Mae Nak Phra Khanong at Wat Mahabut, Bangkok

See Video of Mae Nak Phra Khanong at bottom of this page.

Mae Nak Phra Khanong

Mae Nak Phra Khanong (nowadays also referred to as Ya Nak, or grandmother Nak)


The tale of Mae Nak Phra Khanong is known to most Thai people. It goes back to the reign of King Rama IV (King Mongkut). Mae Nak and her husband Mak lived by the Phra Khanong waterway in Bangkok, where her shrine is now located.

While Mak is off at war and severely injured in the process, both Nak and the child she is carrying die during childbirth. However, when Mak eventually comes home, Nak is there with her new child, as if nothing has happened. Neighbors, who know what happened, and try to tell the husband, are met with a dismal faith.

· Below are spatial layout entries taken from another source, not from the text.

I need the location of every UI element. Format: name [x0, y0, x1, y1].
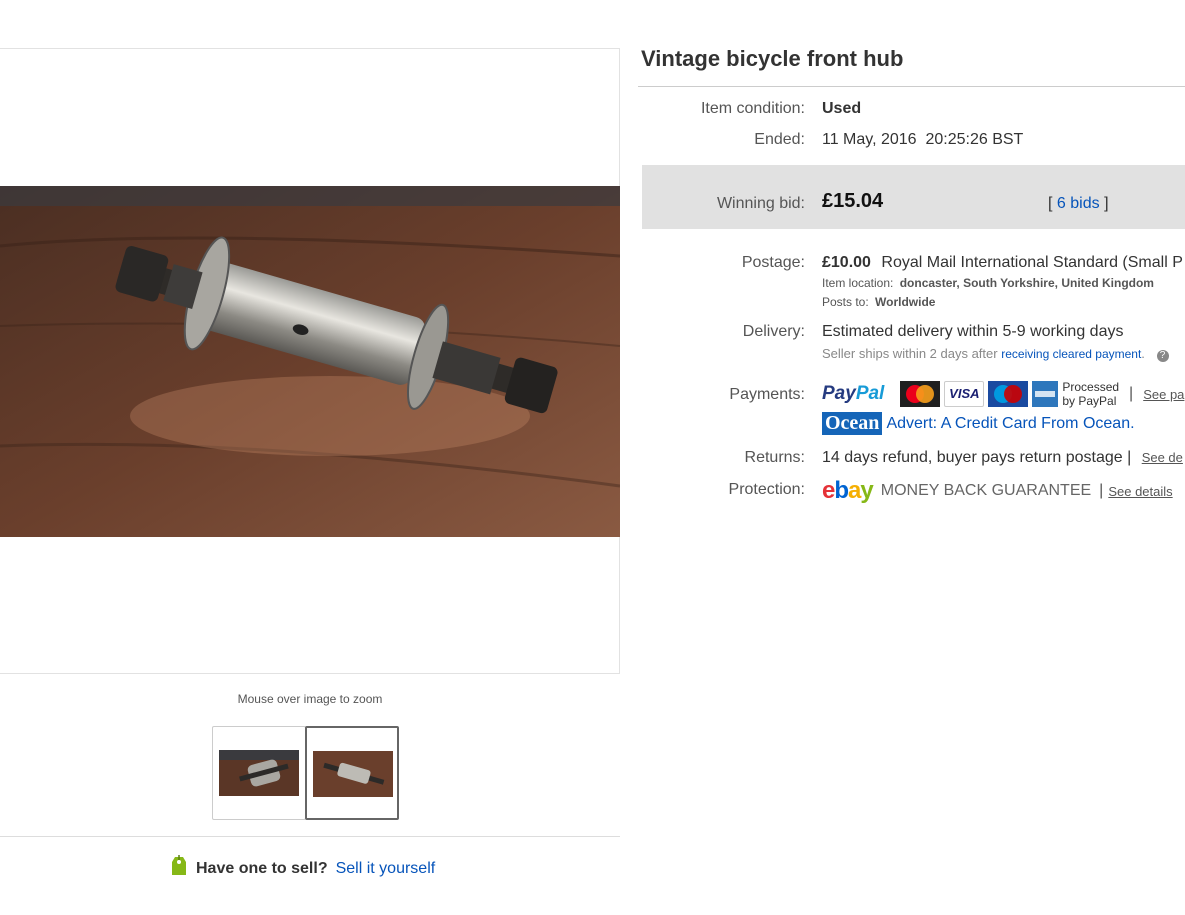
postage-value: £10.00 Royal Mail International Standard… — [822, 254, 1183, 272]
winning-bid-label: Winning bid: — [716, 195, 805, 212]
money-back-guarantee: MONEY BACK GUARANTEE — [880, 482, 1092, 499]
processed-by-paypal: Processed by PayPal — [1062, 380, 1120, 408]
condition-value: Used — [822, 100, 862, 117]
bid-count: [ 6 bids ] — [1048, 195, 1109, 213]
ended-label: Ended: — [754, 131, 805, 148]
paypal-logo: PayPal — [822, 383, 885, 404]
see-payment-details-link[interactable]: See pa — [1143, 387, 1184, 402]
postage-service: Royal Mail International Standard (Small… — [881, 254, 1183, 271]
sell-promo: Have one to sell? Sell it yourself — [170, 855, 435, 882]
protection-separator: | — [1099, 482, 1104, 499]
visa-icon: VISA — [944, 381, 985, 407]
seller-ships-text: Seller ships within 2 days after — [822, 346, 998, 361]
maestro-icon — [988, 381, 1029, 407]
sell-tag-icon — [170, 855, 188, 882]
sell-question: Have one to sell? — [196, 859, 328, 877]
posts-to: Posts to: Worldwide — [822, 295, 935, 309]
item-title: Vintage bicycle front hub — [641, 46, 904, 71]
returns-value: 14 days refund, buyer pays return postag… — [822, 449, 1183, 467]
returns-policy: 14 days refund, buyer pays return postag… — [822, 449, 1132, 466]
cleared-payment-link[interactable]: receiving cleared payment — [1001, 347, 1141, 361]
item-location-label: Item location: — [822, 276, 894, 290]
thumbnail-1[interactable] — [212, 726, 306, 820]
posts-to-label: Posts to: — [822, 295, 869, 309]
delivery-value: Estimated delivery within 5-9 working da… — [822, 323, 1124, 340]
delivery-label: Delivery: — [742, 323, 805, 340]
see-protection-details-link[interactable]: See details — [1108, 484, 1172, 499]
payments-separator: | — [1129, 385, 1134, 402]
ended-value: 11 May, 2016 20:25:26 BST — [822, 131, 1024, 148]
ocean-advert[interactable]: Ocean Advert: A Credit Card From Ocean. — [822, 412, 1135, 435]
divider — [0, 836, 620, 837]
see-returns-details-link[interactable]: See de — [1142, 450, 1183, 465]
item-location-value: doncaster, South Yorkshire, United Kingd… — [899, 276, 1154, 290]
mastercard-icon — [900, 381, 941, 407]
thumbnail-2-image — [313, 751, 393, 797]
ocean-logo: Ocean — [822, 412, 883, 435]
ocean-advert-link[interactable]: Advert: A Credit Card From Ocean. — [886, 415, 1134, 433]
title-divider — [638, 86, 1185, 87]
payments-label: Payments: — [729, 386, 805, 403]
zoom-hint: Mouse over image to zoom — [237, 692, 383, 706]
thumbnail-2[interactable] — [305, 726, 399, 820]
posts-to-value: Worldwide — [875, 295, 936, 309]
protection-value: ebay MONEY BACK GUARANTEE | See details — [822, 477, 1173, 505]
bids-open-bracket: [ — [1048, 195, 1053, 212]
thumbnail-1-image — [219, 750, 299, 796]
bids-close-bracket: ] — [1104, 195, 1109, 212]
amex-icon — [1032, 381, 1059, 407]
protection-label: Protection: — [728, 481, 805, 498]
postage-price: £10.00 — [822, 254, 871, 271]
sell-it-yourself-link[interactable]: Sell it yourself — [336, 860, 436, 878]
winning-bid-value: £15.04 — [822, 190, 884, 212]
payment-methods: PayPal VISA Processed by PayPal | See pa — [822, 380, 1184, 408]
seller-ships: Seller ships within 2 days after receivi… — [822, 346, 1169, 362]
condition-label: Item condition: — [700, 100, 805, 117]
help-icon[interactable]: ? — [1156, 350, 1169, 362]
main-item-photo[interactable] — [0, 186, 620, 537]
ebay-logo: ebay — [822, 477, 874, 504]
bid-history-link[interactable]: 6 bids — [1057, 195, 1100, 212]
seller-ships-dot: . — [1141, 346, 1145, 361]
item-location: Item location: doncaster, South Yorkshir… — [822, 276, 1154, 290]
returns-label: Returns: — [744, 449, 805, 466]
postage-label: Postage: — [741, 254, 805, 271]
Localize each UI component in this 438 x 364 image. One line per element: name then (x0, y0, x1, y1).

The story goes, that when Nak was preparing a meal with Nam Phrik, a lime fell down through a crack in the floor. It fell down to the ground below the house (which traditionally is elevated to be safe from floods). Nak, as a ghost, extended her arm to pick up the lemon, which was seen by her terrified husband. He henceforth tries to flee the house, and runs away at night.

Worshippers in front of Mae Nak

Worshippers in front of Mae Nak


Nak does not let go and pursues her husband. Mak is almost caught but manages to conceal himself behind a bush. Ghost are afraid of the sticky Blumea leaves. Mak then finds shelter in the temple at Wat Mahabut, where Nak can not enter the sacred site.

She (or rather her ghost) then terrorizes the people of Phra Khanong, who she blames for helping her husband leave. The help of an exorcist is required. The exorcist manages to bind the ghost and confines Nak to an earthen jar, which is throws away in the canal.

The jar however is found by unsuspecting people, and unwittingly the ghost is freed.

Eventually the ghost can be subdued again by a powerful monk (there are different storylines as how this happened).

The Mae Nak story is very popular, and is seen as an example of true love and devotion. Numerous movies have been made about it, invariably successful.

The Mae Nak shrine (she is now rather called Yaa Nak, or grandmother Nak) is located off Soi 7 and Onnuj road (off Sukhumvit Road). Walking there from the Onnuj skytrain station, will take about 20 minutes, but you can take a Songthaew ride (if you know where about to get off, soi 7 is at a major bend of the road to the right).

Artistic portraits of Mae Nak Phra Khanong, and clothes given as an offering

Artistic portraits of Mae Nak Phra Khanong, and clothes given as an offering.


It is on the grounds (or just outside, we do not know) of Wat Mahabut, which actually is an expansive wat, where also cremations take place.

There is a whole community living around the shrine, of course with many food stalls, flower offerings, and the like. In the vicinity there are also other little shrines and places of worship. We noticed Hindu deities, and what we assume to be the Chinese goddess Guan Yin. Unfortunaly, there are also a lot of dogs around, so watch out just a bit.

There is a noticeable sign that says "No photos allowed". However, we managed to miss it before we made our pictures and video, otherwise we might have felt quite inhibited.

The story of Mae Nak has been freely adapted from the version at Wikipedia.

Cheerful grandmother in soi 7, on the way to Wat Mahabut.

Cheerful grandmother in soi 7, on the way to Wat Mahabut.